En cualquier caso, cuando Nazarill apareció a la vista al final de la carretera, se dio cuenta de que se alegraba de que Amy fuese a pasar la noche en casa de una compañera de clase, en Sheffield; de que él fuera a regresar a un apartamento libre de música ensordecedora. Cada vez que le pedía que bajase el volumen se veía reducido a una parodia de sí mismo, pero no solo entonces: cada vez que tenía que recordarle que recogiera los libros, o los platos de los bocados que daba entre comidas y, por consiguiente, durante las mismas, o las cajas de las cintas que diseminaba por todo el piso, incluso en el cuarto de baño… En todas esas ocasiones echaba de menos a Heather, le asaltaba la certeza de estar incompleto.

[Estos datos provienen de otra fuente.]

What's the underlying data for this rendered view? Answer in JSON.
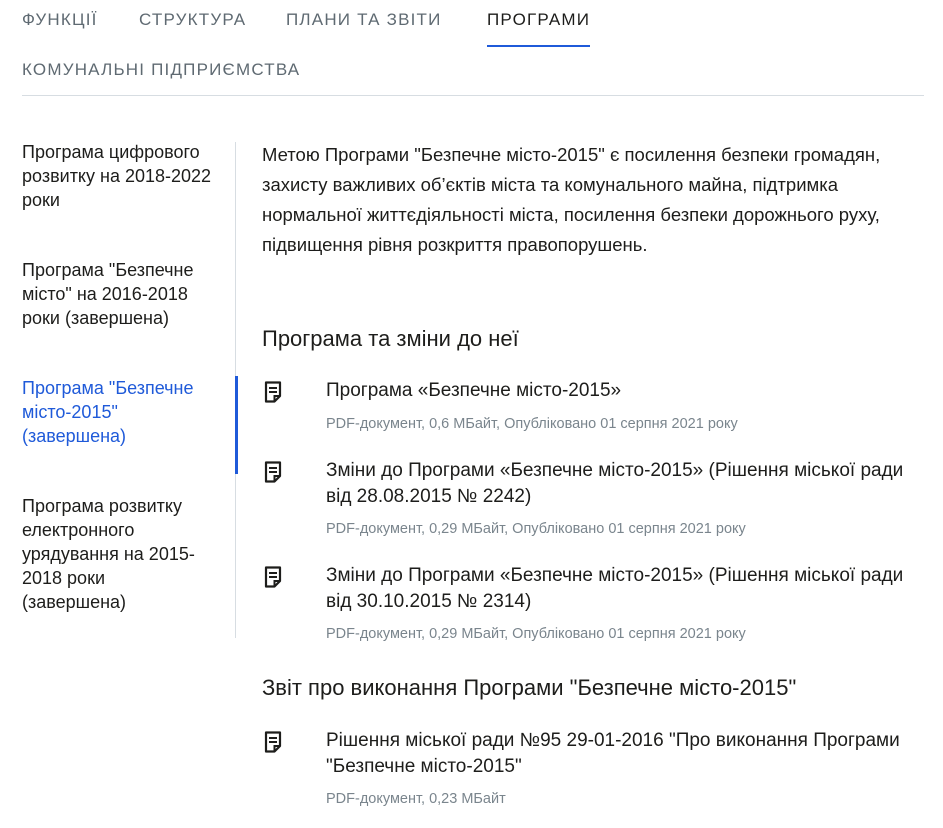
{
  "tabs": [
    {
      "label": "ФУНКЦІЇ"
    },
    {
      "label": "СТРУКТУРА"
    },
    {
      "label": "ПЛАНИ ТА ЗВІТИ"
    },
    {
      "label": "ПРОГРАМИ",
      "active": true
    },
    {
      "label": "КОМУНАЛЬНІ ПІДПРИЄМСТВА"
    }
  ],
  "sidebar": {
    "items": [
      {
        "label": "Програма цифрового розвитку на 2018-2022 роки"
      },
      {
        "label": "Програма \"Безпечне місто\" на 2016-2018 роки (завершена)"
      },
      {
        "label": "Програма \"Безпечне місто-2015\" (завершена)",
        "active": true
      },
      {
        "label": "Програма розвитку електронного урядування на 2015-2018 роки (завершена)"
      }
    ]
  },
  "main": {
    "intro": "Метою Програми \"Безпечне місто-2015\" є посилення безпеки громадян, захисту важливих об’єктів міста та комунального майна, підтримка нормальної життєдіяльності міста, посилення безпеки дорожнього руху, підвищення рівня розкриття правопорушень.",
    "section1_title": "Програма та зміни до неї",
    "section1_docs": [
      {
        "title": "Програма «Безпечне місто-2015»",
        "meta": "PDF-документ, 0,6 МБайт, Опубліковано 01 серпня 2021 року"
      },
      {
        "title": "Зміни до Програми «Безпечне місто-2015» (Рішення міської ради від 28.08.2015 № 2242)",
        "meta": "PDF-документ, 0,29 МБайт, Опубліковано 01 серпня 2021 року"
      },
      {
        "title": "Зміни до Програми «Безпечне місто-2015» (Рішення міської ради від 30.10.2015 № 2314)",
        "meta": "PDF-документ, 0,29 МБайт, Опубліковано 01 серпня 2021 року"
      }
    ],
    "section2_title": "Звіт про виконання Програми \"Безпечне місто-2015\"",
    "section2_docs": [
      {
        "title": "Рішення міської ради №95 29-01-2016 \"Про виконання Програми \"Безпечне місто-2015\"",
        "meta": "PDF-документ, 0,23 МБайт"
      }
    ]
  },
  "colors": {
    "accent": "#1f5ad9",
    "text": "#1d1d1b",
    "muted": "#7a858d",
    "divider": "#d7dde2"
  },
  "icons": {
    "document": "document-icon"
  }
}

Al llegar a lo alto de la Vista del Coto, escuchó una voz masculina que gritaba «quédate ahí hasta que te lo digan». Una puerta se cerró de golpe dentro de la última casa de la derecha, y la ventana de uno de sus dormitorios se apagó mientras Oswald cruzaba el portal. Las farolas de Nazareth Row se alineaban en la acera de enfrente, con sus cabezas de cobra espantando a los chalés; como si quisieran rendir pleitesía a la casona, su fulgor anaranjado tocaba el suelo antes de llegar a ella. El matiz se volvió gris antes de haber recorrido la mitad del sendero de grava, en cuyos márgenes, las sombras emborronadas de la barandilla, agotada tras haberse estirado hasta allí, se acababan en el césped teñido de naranja. Entre la linde del fulgor procedente de la carretera y el punto más lejano, donde acercarse significaría disparar las luces de seguridad, había una banda de tenuidad de unos cincuenta metros de ancho. Oswald le dio un puntapié a un guijarro, que golpeteó frente a él hasta que el sonido se hubo apagado igual que una brasa. En aquel momento, debajo del roble que arañaba su propia sombra en la hierba, se movió algo y luego, nada.

Oswald se detuvo con un chirrido de guijarros. El movimiento que había atisbado era desmesurado para un pájaro, y le había parecido demasiado furtivo para entrañar nada bueno. ¿Era la cabeza de un intruso lo que se distinguía entre las ramas encorvadas?

¿Un abultamiento peludo en el tronco? Estiró el cuello hacia allí, con las uñas clavadas en los muslos para mantener el equilibrio; salió del paseo, que lo dejó marchar con un tenue rechinar de piedras, y anduvo de puntillas por el césped.